Étienne Brunet est un linguiste fort connu pour ses travaux statistiques portant sur les grands textes de la littérature française ‘(voir sa notice sur Wikipedia). Nous nous sommes connus lors des rencontres que Bernard Quemada, directeur de l’INaLF (Institut National de la Langue Française) organisait à Nancy. Étienne dirigeait un centre d’études lexicales à Nice, tandis que je représentais les chercheurs de mon laboratoire du CNRS à Meudon. Lorsqu’il me parla de l’ouvrage qu’il pensait intituler « Comptes d’auteurs », avec un jeu de mots familier tout à fait pertinent, je ne pus lui refuser la préface qui suit, où je cherchais surtout à faire mieux connaître l’immense travail de cet infatigable trouveur. Il faut dire que nous avions les mêmes jeux sur les mots, puisque j’avais intitulé en 1991 Comptes A rebours un essai collectif sur l’œuvre de Huysmans. Dois-je préciser que ces livres ne nous ont jamais rapporté un sou ?

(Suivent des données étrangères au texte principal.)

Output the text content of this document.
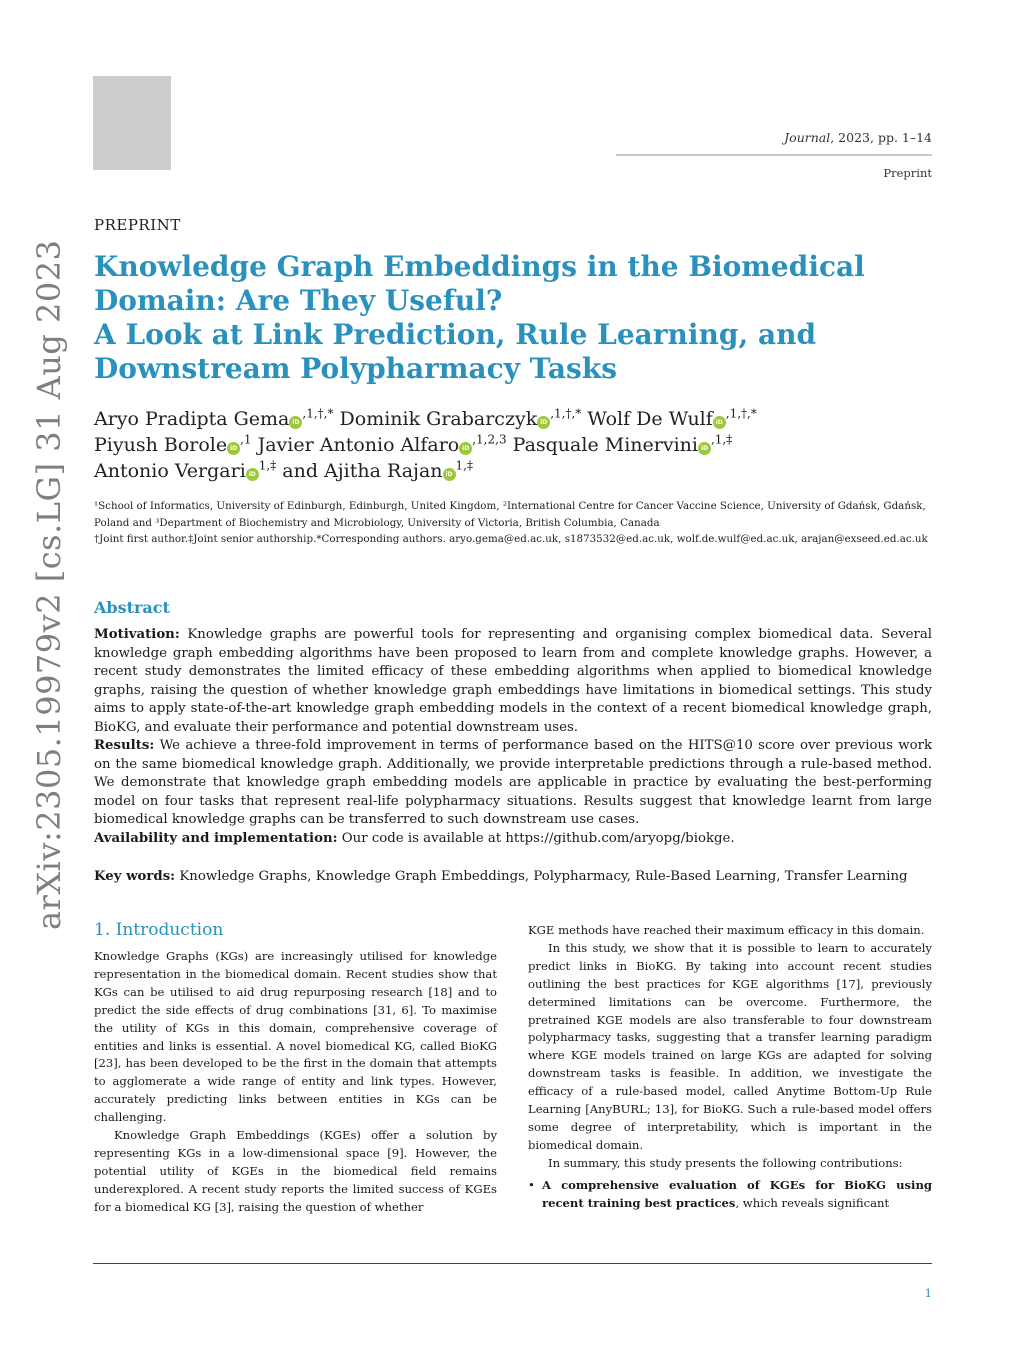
Journal, 2023, pp. 1–14
Preprint
arXiv:2305.19979v2 [cs.LG] 31 Aug 2023
PREPRINT
Knowledge Graph Embeddings in the Biomedical
Domain: Are They Useful?
A Look at Link Prediction, Rule Learning, and
Downstream Polypharmacy Tasks
Aryo Pradipta Gema $iD^{,1,\dagger,*}$ Dominik Grabarczyk $iD^{,1,\dagger,*}$ Wolf De Wulf $iD^{,1,\dagger,*}$
Piyush Borole $iD^{,1}$ Javier Antonio Alfaro $iD^{,1,2,3}$ Pasquale Minervini $iD^{,1,\ddagger}$
Antonio Vergari $iD^{1,\ddagger}$ and Ajitha Rajan $iD^{1,\ddagger}$

¹School of Informatics, University of Edinburgh, Edinburgh, United Kingdom, ²International Centre for Cancer Vaccine Science, University of Gdańsk, Gdańsk, Poland and ³Department of Biochemistry and Microbiology, University of Victoria, British Columbia, Canada

†Joint first author.‡Joint senior authorship.*Corresponding authors. aryo.gema@ed.ac.uk, s1873532@ed.ac.uk, wolf.de.wulf@ed.ac.uk, arajan@exseed.ed.ac.uk

Abstract

Motivation: Knowledge graphs are powerful tools for representing and organising complex biomedical data. Several knowledge graph embedding algorithms have been proposed to learn from and complete knowledge graphs. However, a recent study demonstrates the limited efficacy of these embedding algorithms when applied to biomedical knowledge graphs, raising the question of whether knowledge graph embeddings have limitations in biomedical settings. This study aims to apply state-of-the-art knowledge graph embedding models in the context of a recent biomedical knowledge graph, BioKG, and evaluate their performance and potential downstream uses.

Results: We achieve a three-fold improvement in terms of performance based on the HITS@10 score over previous work on the same biomedical knowledge graph. Additionally, we provide interpretable predictions through a rule-based method. We demonstrate that knowledge graph embedding models are applicable in practice by evaluating the best-performing model on four tasks that represent real-life polypharmacy situations. Results suggest that knowledge learnt from large biomedical knowledge graphs can be transferred to such downstream use cases.

Availability and implementation: Our code is available at https://github.com/aryopg/biokge.

Key words: Knowledge Graphs, Knowledge Graph Embeddings, Polypharmacy, Rule-Based Learning, Transfer Learning
1. Introduction

Knowledge Graphs (KGs) are increasingly utilised for knowledge representation in the biomedical domain. Recent studies show that KGs can be utilised to aid drug repurposing research [18] and to predict the side effects of drug combinations [31, 6]. To maximise the utility of KGs in this domain, comprehensive coverage of entities and links is essential. A novel biomedical KG, called BioKG [23], has been developed to be the first in the domain that attempts to agglomerate a wide range of entity and link types. However, accurately predicting links between entities in KGs can be challenging.

Knowledge Graph Embeddings (KGEs) offer a solution by representing KGs in a low-dimensional space [9]. However, the potential utility of KGEs in the biomedical field remains underexplored. A recent study reports the limited success of KGEs for a biomedical KG [3], raising the question of whether

KGE methods have reached their maximum efficacy in this domain.

In this study, we show that it is possible to learn to accurately predict links in BioKG. By taking into account recent studies outlining the best practices for KGE algorithms [17], previously determined limitations can be overcome. Furthermore, the pretrained KGE models are also transferable to four downstream polypharmacy tasks, suggesting that a transfer learning paradigm where KGE models trained on large KGs are adapted for solving downstream tasks is feasible. In addition, we investigate the efficacy of a rule-based model, called Anytime Bottom-Up Rule Learning [AnyBURL; 13], for BioKG. Such a rule-based model offers some degree of interpretability, which is important in the biomedical domain.

In summary, this study presents the following contributions:

• A comprehensive evaluation of KGEs for BioKG using recent training best practices, which reveals significant
1
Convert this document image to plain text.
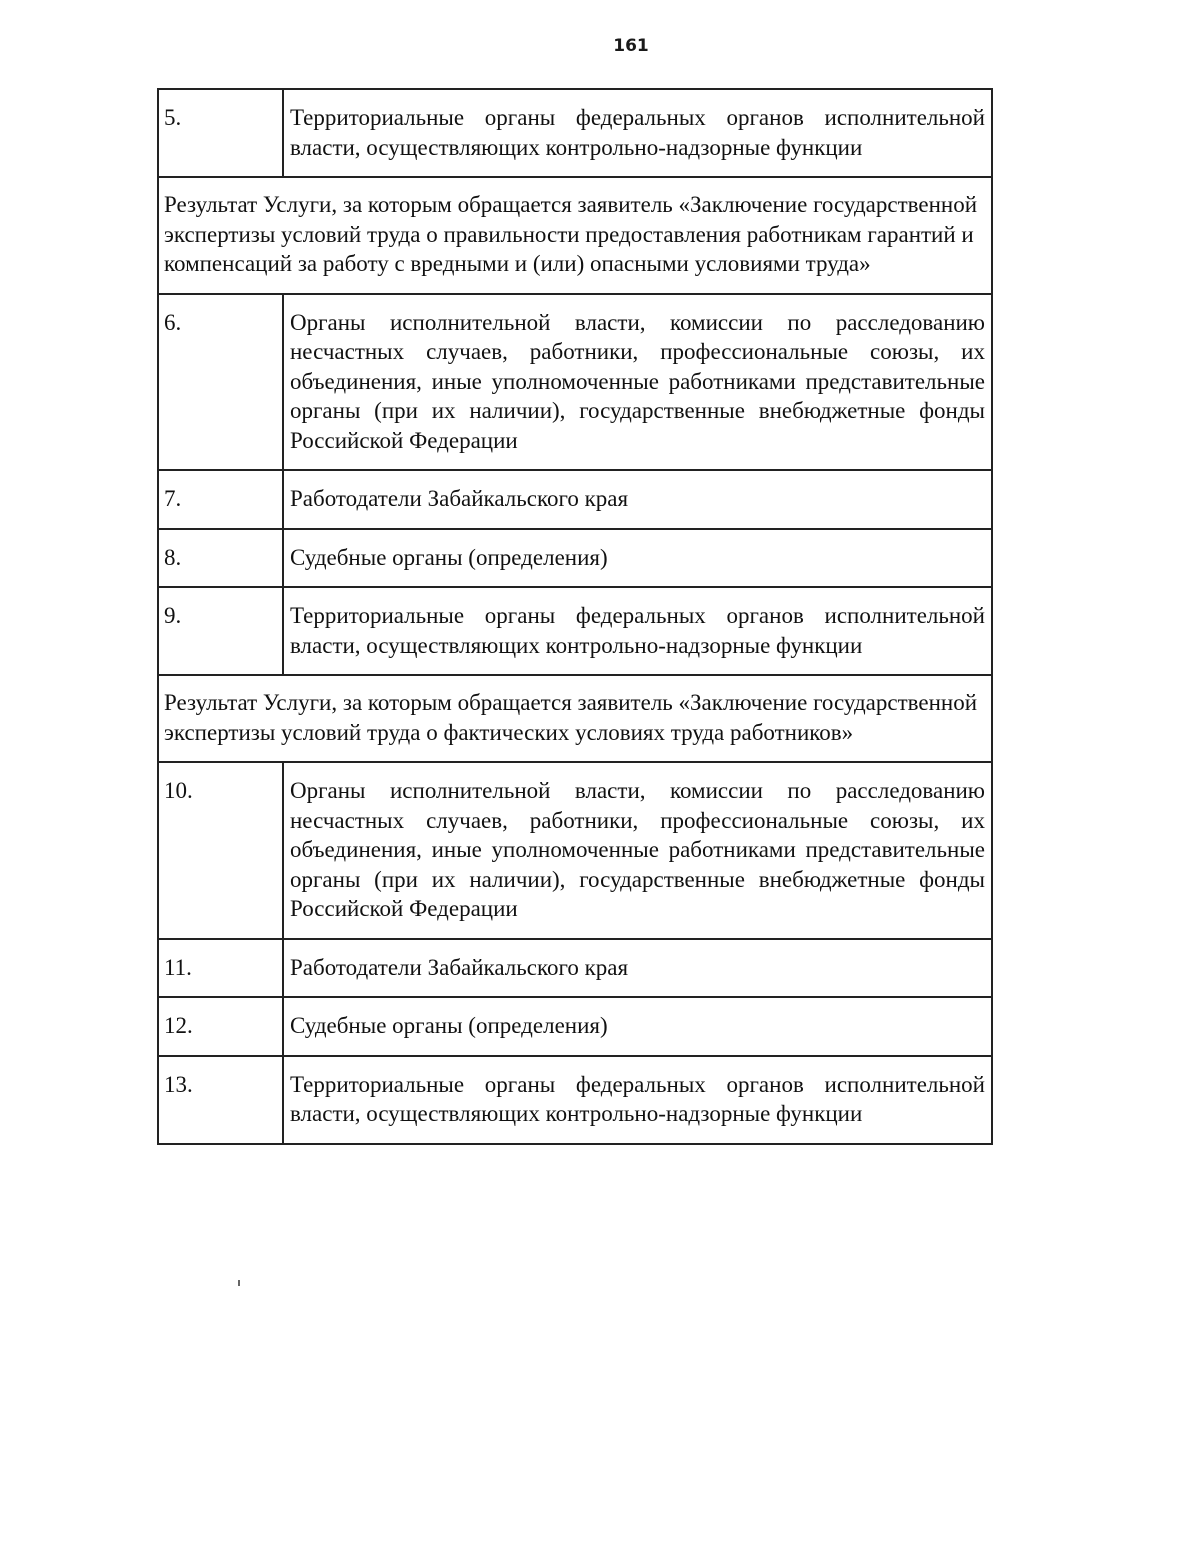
161
5.	Территориальные органы федеральных органов исполнительной власти, осуществляющих контрольно-надзорные функции
Результат Услуги, за которым обращается заявитель «Заключение государственной экспертизы условий труда о правильности предоставления работникам гарантий и компенсаций за работу с вредными и (или) опасными условиями труда»	
6.	Органы исполнительной власти, комиссии по расследованию несчастных случаев, работники, профессиональные союзы, их объединения, иные уполномоченные работниками представительные органы (при их наличии), государственные внебюджетные фонды Российской Федерации
7.	Работодатели Забайкальского края
8.	Судебные органы (определения)
9.	Территориальные органы федеральных органов исполнительной власти, осуществляющих контрольно-надзорные функции
Результат Услуги, за которым обращается заявитель «Заключение государственной экспертизы условий труда о фактических условиях труда работников»	
10.	Органы исполнительной власти, комиссии по расследованию несчастных случаев, работники, профессиональные союзы, их объединения, иные уполномоченные работниками представительные органы (при их наличии), государственные внебюджетные фонды Российской Федерации
11.	Работодатели Забайкальского края
12.	Судебные органы (определения)
13.	Территориальные органы федеральных органов исполнительной власти, осуществляющих контрольно-надзорные функции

Etienne Brunet, Écrits choisis Volume 1 : Comptes d’auteurs. Études statistiques. De Rabelais à Gracq. Textes édités par Damon Mayaffre, préface Henri Béhar, Champion, Paris, Collection Lettres numériques, 2009.

Notice : En recueillant seize études et un DVD associé, ce livre d'Étienne Brunet participe au renouveau des recherches littéraires. Les grands auteurs de trois siècles de littérature française, de Du Bellay à Gracq, de Rabelais à Le Clézio, sont relus en articulant la poétique traditionnelle et l'herméneutique numérique en devenir. L'auteur combine lecture qualitative et lecture quantitative assistée par ordinateur. Il met l'hypothèse de travail à l'épreuve de la machine et appuie l'intuition du chercheur par la statistique textuelle. Loin d'être minoré, le plaisir du texte s'en trouve vivifié. Si l'accent est souvent mis sur la dimension lexicale et thématique des œuvres, le lecteur trouvera aussi l'étude des parties du discours chez Balzac, des enchaînements syntaxiques chez Flaubert, des temps verbaux chez Zola, de la phrase chez Proust, des rimes chez Hugo, Verlaine ou Rimbaud, etc. Surtout, et pour la première fois, il trouvera associés de manière complémentaire dans ce volume les conclusions arrêtées de trente-cinq ans d'analyses littéraires et l'outil de recherche qui les a permises. Sur le DVD, la consultation des bases traitées par le logiciel HYPERBASE permet à la fois la lecture hypertextuelle d'une masse considérable de textes (Rabelais, Corneille, Racine, Rousseau, Hugo, Sand, Giraudoux, Colette, France, etc.) et la mise en œuvre, dans de nouvelles analyses, de la méthodologie de traitement présentée. Étienne Brunet est professeur émérite à l'Université de Nice et fondateur du laboratoire Bases, Corpus et Langage. Il est spécialiste d'informatique et de statistique appliquées aux études de textes, et l'auteur du logiciel Hyperbase. Il a publié des ouvrages sur Hugo, Zola, Proust, Giraudoux, et sur le vocabulaire français de 1789 à nos jours.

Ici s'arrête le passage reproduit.